If the default model weights provided by the general video detection pipeline are not satisfactory in terms of accuracy or speed for your specific scenario, you can attempt to fine-tune the existing model using your own domain-specific or application-specific data to improve the recognition performance of the general video detection pipeline in your scenario.
Since the general video detection pipeline includes a video detection module, if the performance of the pipeline does not meet your expectations, you need to refer to the Secondary Development section in the Video Detection Module Development Tutorial and fine-tune the video detection model using your private dataset.
After completing the fine-tuning with your private dataset, you will obtain the local model weight file.
If you need to use the fine-tuned model weights, simply modify the pipeline configuration file by replacing the path to the fine-tuned model weights with the corresponding location in the pipeline configuration file.
......
Pipeline:
model: YOWO #可修改为微调后模型的本地路径
device: "gpu"
batch_size: 1
......
Subsequently, refer to the command-line method or Python script method in the local experience to load the modified production line configuration file.

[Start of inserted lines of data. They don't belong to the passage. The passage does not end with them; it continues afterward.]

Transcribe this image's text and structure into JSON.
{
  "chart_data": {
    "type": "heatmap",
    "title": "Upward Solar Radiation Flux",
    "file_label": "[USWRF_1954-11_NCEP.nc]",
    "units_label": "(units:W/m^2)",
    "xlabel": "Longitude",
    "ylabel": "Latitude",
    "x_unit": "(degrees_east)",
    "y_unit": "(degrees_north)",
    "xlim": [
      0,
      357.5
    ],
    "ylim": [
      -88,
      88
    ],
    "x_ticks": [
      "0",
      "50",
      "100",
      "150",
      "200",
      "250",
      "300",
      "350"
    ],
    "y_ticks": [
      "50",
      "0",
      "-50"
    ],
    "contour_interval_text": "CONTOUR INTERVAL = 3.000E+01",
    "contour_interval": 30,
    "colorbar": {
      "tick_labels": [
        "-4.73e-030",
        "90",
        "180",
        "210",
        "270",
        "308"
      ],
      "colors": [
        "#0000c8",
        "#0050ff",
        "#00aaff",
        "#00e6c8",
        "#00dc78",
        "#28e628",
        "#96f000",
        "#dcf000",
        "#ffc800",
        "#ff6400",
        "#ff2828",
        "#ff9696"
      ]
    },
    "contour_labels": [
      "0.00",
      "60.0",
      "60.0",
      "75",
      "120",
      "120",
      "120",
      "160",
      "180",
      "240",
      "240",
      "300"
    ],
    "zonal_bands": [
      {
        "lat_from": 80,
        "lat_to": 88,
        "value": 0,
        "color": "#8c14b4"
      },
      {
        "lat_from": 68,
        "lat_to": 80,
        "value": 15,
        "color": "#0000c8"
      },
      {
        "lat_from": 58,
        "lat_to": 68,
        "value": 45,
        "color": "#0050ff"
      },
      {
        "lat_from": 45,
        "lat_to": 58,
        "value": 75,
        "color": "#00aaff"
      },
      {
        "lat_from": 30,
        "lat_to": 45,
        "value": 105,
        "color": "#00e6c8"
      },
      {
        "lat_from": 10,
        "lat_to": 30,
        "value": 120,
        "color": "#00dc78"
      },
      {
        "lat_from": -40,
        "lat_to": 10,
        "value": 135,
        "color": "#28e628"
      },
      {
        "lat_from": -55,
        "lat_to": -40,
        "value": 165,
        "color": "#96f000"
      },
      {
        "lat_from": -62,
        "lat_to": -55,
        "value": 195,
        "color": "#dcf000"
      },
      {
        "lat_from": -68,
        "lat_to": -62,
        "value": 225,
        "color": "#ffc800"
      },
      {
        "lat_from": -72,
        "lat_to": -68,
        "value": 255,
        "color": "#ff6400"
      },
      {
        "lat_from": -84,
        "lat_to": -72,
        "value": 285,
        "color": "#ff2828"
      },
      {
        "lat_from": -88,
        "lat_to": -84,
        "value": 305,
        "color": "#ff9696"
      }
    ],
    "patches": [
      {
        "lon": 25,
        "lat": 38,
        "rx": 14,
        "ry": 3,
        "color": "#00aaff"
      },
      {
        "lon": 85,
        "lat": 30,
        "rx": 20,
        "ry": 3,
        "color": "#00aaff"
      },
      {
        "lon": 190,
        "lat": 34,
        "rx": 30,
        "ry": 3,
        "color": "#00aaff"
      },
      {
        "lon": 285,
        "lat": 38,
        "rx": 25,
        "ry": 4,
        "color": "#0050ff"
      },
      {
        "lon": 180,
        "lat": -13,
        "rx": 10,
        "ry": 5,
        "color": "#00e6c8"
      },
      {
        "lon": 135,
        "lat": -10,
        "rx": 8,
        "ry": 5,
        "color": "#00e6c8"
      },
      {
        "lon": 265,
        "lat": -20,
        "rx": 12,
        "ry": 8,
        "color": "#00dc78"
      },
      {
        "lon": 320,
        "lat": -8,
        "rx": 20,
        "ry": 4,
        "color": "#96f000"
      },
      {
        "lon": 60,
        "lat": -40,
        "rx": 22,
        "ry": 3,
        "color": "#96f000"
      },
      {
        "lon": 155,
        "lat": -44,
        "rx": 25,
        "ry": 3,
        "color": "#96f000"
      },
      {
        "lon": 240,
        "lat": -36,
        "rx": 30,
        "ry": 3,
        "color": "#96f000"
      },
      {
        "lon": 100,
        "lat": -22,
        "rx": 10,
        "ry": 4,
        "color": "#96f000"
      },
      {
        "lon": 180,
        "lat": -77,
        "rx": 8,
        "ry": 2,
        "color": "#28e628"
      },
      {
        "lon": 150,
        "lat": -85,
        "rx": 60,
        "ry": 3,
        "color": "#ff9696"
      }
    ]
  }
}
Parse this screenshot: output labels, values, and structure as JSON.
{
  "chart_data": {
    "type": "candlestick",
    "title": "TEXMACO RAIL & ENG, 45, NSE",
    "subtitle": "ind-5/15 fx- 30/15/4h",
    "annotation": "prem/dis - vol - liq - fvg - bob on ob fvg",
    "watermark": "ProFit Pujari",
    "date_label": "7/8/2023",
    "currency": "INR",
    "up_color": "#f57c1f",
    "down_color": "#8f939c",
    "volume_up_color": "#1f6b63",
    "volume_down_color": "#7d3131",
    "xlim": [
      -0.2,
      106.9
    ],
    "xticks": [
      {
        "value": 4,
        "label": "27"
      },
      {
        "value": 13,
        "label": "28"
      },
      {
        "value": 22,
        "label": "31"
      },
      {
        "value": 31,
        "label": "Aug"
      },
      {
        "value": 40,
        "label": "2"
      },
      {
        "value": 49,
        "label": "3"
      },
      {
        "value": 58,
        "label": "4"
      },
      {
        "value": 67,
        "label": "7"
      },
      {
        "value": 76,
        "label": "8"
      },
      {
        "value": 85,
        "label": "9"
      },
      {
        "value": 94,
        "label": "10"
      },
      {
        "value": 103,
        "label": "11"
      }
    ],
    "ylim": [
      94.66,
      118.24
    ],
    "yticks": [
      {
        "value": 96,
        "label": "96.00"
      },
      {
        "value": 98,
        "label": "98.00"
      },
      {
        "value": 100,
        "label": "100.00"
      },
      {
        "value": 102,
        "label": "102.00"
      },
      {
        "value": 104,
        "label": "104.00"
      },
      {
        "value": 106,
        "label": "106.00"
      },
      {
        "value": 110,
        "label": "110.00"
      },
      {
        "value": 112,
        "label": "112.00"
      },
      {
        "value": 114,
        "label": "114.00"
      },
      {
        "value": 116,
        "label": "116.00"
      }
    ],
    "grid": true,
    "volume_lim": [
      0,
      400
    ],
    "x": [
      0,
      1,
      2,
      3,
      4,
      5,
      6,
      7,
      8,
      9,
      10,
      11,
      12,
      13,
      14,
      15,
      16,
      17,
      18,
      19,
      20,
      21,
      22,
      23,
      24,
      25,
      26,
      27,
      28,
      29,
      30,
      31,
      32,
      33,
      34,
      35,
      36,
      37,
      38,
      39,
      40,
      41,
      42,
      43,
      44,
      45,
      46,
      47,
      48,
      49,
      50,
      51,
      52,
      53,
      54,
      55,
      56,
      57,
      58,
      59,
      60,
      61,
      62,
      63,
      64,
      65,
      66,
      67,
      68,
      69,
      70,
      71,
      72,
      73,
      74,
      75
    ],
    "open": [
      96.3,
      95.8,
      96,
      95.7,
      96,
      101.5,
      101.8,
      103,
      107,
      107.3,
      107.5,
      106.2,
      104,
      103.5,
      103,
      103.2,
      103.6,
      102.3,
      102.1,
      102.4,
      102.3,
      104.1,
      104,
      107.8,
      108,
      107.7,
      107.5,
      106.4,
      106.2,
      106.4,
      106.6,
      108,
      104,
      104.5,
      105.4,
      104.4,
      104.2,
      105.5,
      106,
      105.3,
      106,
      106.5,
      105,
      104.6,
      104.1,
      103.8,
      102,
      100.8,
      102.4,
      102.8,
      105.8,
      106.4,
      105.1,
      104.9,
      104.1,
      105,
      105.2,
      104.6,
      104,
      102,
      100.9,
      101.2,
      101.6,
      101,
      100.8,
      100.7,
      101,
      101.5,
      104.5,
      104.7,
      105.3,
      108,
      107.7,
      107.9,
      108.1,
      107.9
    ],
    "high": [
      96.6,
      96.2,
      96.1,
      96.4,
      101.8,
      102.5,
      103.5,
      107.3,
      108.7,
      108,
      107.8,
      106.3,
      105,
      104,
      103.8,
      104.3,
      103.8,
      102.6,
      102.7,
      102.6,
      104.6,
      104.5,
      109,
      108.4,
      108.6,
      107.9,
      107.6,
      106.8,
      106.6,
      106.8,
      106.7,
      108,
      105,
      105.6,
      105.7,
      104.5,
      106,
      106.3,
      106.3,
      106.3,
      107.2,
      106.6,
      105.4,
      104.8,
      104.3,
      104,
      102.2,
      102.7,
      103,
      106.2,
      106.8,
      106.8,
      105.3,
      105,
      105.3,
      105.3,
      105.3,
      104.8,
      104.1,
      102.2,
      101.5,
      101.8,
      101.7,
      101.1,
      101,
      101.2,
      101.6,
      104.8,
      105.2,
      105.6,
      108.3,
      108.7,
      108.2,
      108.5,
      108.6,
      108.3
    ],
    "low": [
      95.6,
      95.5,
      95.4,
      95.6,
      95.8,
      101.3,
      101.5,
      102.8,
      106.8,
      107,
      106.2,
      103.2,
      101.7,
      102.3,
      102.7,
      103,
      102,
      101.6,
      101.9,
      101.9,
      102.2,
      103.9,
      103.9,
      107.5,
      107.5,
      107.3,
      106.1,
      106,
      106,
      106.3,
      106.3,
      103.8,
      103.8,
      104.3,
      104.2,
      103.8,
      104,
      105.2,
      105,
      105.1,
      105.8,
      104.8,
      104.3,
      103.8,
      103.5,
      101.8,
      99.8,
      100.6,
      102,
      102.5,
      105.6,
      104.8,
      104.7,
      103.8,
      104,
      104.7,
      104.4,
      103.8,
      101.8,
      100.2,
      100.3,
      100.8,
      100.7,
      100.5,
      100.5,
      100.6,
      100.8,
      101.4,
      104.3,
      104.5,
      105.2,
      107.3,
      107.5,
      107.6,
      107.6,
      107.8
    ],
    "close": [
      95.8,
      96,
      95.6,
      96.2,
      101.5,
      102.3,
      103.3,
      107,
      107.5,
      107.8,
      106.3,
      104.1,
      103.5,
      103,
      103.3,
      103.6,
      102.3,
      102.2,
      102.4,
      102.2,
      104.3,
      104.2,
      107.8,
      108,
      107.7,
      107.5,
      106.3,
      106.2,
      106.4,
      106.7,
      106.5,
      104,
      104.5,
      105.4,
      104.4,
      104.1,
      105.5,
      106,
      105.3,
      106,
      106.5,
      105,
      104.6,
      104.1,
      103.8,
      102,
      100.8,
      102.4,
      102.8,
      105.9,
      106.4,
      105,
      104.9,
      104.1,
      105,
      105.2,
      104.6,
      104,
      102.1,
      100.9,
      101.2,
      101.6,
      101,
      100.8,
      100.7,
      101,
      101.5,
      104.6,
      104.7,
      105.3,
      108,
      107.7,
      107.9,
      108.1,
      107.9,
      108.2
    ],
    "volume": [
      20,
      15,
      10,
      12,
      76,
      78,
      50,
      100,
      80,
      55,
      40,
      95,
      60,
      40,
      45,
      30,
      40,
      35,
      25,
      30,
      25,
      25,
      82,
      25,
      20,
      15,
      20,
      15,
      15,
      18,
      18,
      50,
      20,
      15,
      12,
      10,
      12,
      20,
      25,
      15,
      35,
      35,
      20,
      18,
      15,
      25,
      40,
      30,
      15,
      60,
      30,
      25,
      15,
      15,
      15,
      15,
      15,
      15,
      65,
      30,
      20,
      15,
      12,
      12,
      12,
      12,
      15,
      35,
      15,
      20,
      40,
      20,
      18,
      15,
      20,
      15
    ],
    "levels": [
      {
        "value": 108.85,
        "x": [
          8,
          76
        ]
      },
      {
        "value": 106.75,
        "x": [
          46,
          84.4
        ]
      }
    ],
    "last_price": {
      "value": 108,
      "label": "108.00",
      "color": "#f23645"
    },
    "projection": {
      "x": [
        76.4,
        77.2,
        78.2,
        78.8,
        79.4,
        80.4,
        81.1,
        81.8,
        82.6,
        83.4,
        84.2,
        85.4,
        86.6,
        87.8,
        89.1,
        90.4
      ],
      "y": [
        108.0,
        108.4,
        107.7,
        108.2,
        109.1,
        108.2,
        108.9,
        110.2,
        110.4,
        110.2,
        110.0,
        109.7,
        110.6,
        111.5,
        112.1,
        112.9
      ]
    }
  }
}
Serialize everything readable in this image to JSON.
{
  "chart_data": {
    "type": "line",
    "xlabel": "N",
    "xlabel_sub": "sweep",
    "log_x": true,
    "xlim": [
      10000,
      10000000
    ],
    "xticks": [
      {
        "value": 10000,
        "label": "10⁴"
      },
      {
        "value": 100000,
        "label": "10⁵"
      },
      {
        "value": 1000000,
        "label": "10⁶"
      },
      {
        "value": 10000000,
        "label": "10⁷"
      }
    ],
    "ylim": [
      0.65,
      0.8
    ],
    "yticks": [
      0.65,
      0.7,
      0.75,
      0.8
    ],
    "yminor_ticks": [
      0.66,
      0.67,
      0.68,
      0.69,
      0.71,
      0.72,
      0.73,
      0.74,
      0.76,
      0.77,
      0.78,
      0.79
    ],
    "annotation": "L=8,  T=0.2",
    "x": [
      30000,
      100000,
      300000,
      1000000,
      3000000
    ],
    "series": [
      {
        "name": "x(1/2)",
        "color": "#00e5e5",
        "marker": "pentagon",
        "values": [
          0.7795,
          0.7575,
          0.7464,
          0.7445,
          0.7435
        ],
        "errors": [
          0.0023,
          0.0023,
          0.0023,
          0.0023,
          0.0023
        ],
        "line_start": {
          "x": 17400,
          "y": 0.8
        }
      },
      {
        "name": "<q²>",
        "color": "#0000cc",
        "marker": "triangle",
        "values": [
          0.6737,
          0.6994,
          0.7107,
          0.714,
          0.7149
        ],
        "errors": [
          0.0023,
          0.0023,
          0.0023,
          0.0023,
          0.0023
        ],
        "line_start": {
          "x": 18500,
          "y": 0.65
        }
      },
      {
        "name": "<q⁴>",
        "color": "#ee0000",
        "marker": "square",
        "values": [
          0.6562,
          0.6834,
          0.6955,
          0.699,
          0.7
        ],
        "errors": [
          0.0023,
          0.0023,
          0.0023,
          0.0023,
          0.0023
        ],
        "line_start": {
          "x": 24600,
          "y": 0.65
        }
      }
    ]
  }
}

PaddleX supports a variety of mainstream hardware devices, including NVIDIA GPU, Kunlunxin XPU, Ascend NPU, and Cambricon MLU. Simply modify the --device parameter to seamlessly switch between different hardware devices.
For example, if you use Ascend NPU for video detection in the production line, the command used is:
paddlex --pipeline video_detection --input HorseRiding.avi --device npu:0
If you want to use the General Video Detection Production Line on a wider variety of hardware, please refer to the PaddleX Multi-Device Usage Guide.